Further details on the individual books are included below.
TV and Films
- Connelly’s novel Blood Work was adopted into a film of the same name in 2002. The film was directed by and starred Clint Eastwood. In the opinion of this reviewer however, the film did not really capture the essence of Connelly’s work and the film will not live long in the memory – a rating of 65% to the film would be generous.

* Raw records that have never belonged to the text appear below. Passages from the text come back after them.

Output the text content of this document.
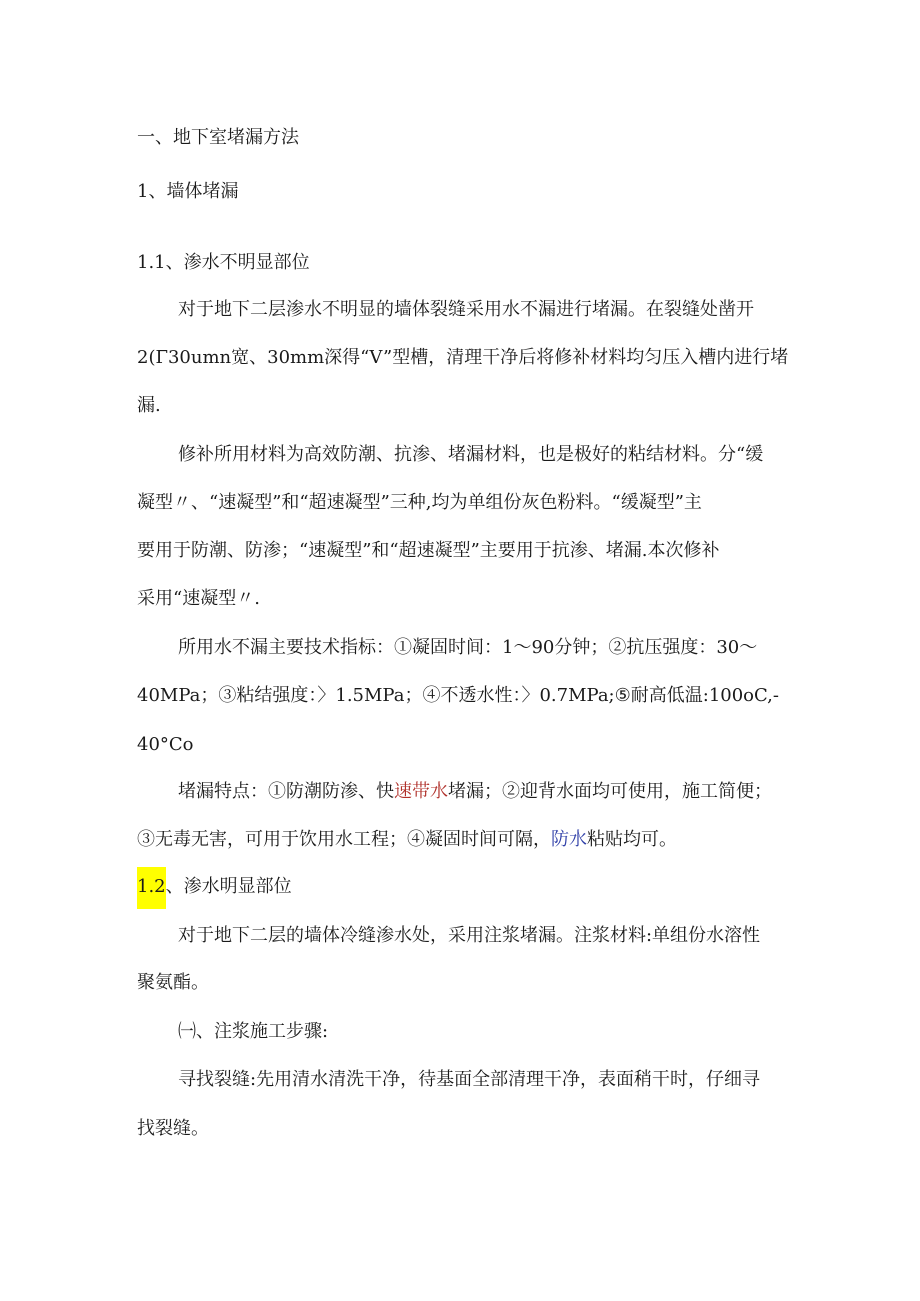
一、地下室堵漏方法
1、墙体堵漏
1.1、渗水不明显部位
对于地下二层渗水不明显的墙体裂缝采用水不漏进行堵漏。在裂缝处凿开
2(Γ30umn宽、30mm深得“V”型槽，清理干净后将修补材料均匀压入槽内进行堵
漏.
修补所用材料为高效防潮、抗渗、堵漏材料，也是极好的粘结材料。分“缓
凝型〃、“速凝型”和“超速凝型”三种,均为单组份灰色粉料。“缓凝型”主
要用于防潮、防渗；“速凝型”和“超速凝型”主要用于抗渗、堵漏.本次修补
采用“速凝型〃.
所用水不漏主要技术指标：①凝固时间：1～90分钟；②抗压强度：30～
40MPa；③粘结强度：〉1.5MPa；④不透水性：〉0.7MPa;⑤耐高低温:100oC,-
40°Co
堵漏特点：①防潮防渗、快速带水堵漏；②迎背水面均可使用，施工简便；
③无毒无害，可用于饮用水工程；④凝固时间可隔，防水粘贴均可。
1.2、渗水明显部位
对于地下二层的墙体冷缝渗水处，采用注浆堵漏。注浆材料:单组份水溶性
聚氨酯。
㈠、注浆施工步骤:
寻找裂缝:先用清水清洗干净，待基面全部清理干净，表面稍干时，仔细寻
找裂缝。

- Blue Neon Night: Michael Connelly’s Los Angeles is a documentary focusing on Los Angeles as it is illustrated in Connelly’s work. This is definitely worth seeking out as the Los Angeles location plays such a strong part in Connelly’s work.
- Matthew McConaughey starred as Mickey Haller in the 2011 film The Lincoln Lawyer. This movie was relatively successful and there have been suggestions of a follow up. As with the movie of Blood Work referenced above however, it was far from being a classic and a rating of 70% would be appropriate.
- The Amazon series entitled simply Bosch began streaming in 2015. It has drawn large audiences for Amazon and is currently running at its sixth season. The series is highly regarded and is definitely worth watching as a companion piece to the books themselves.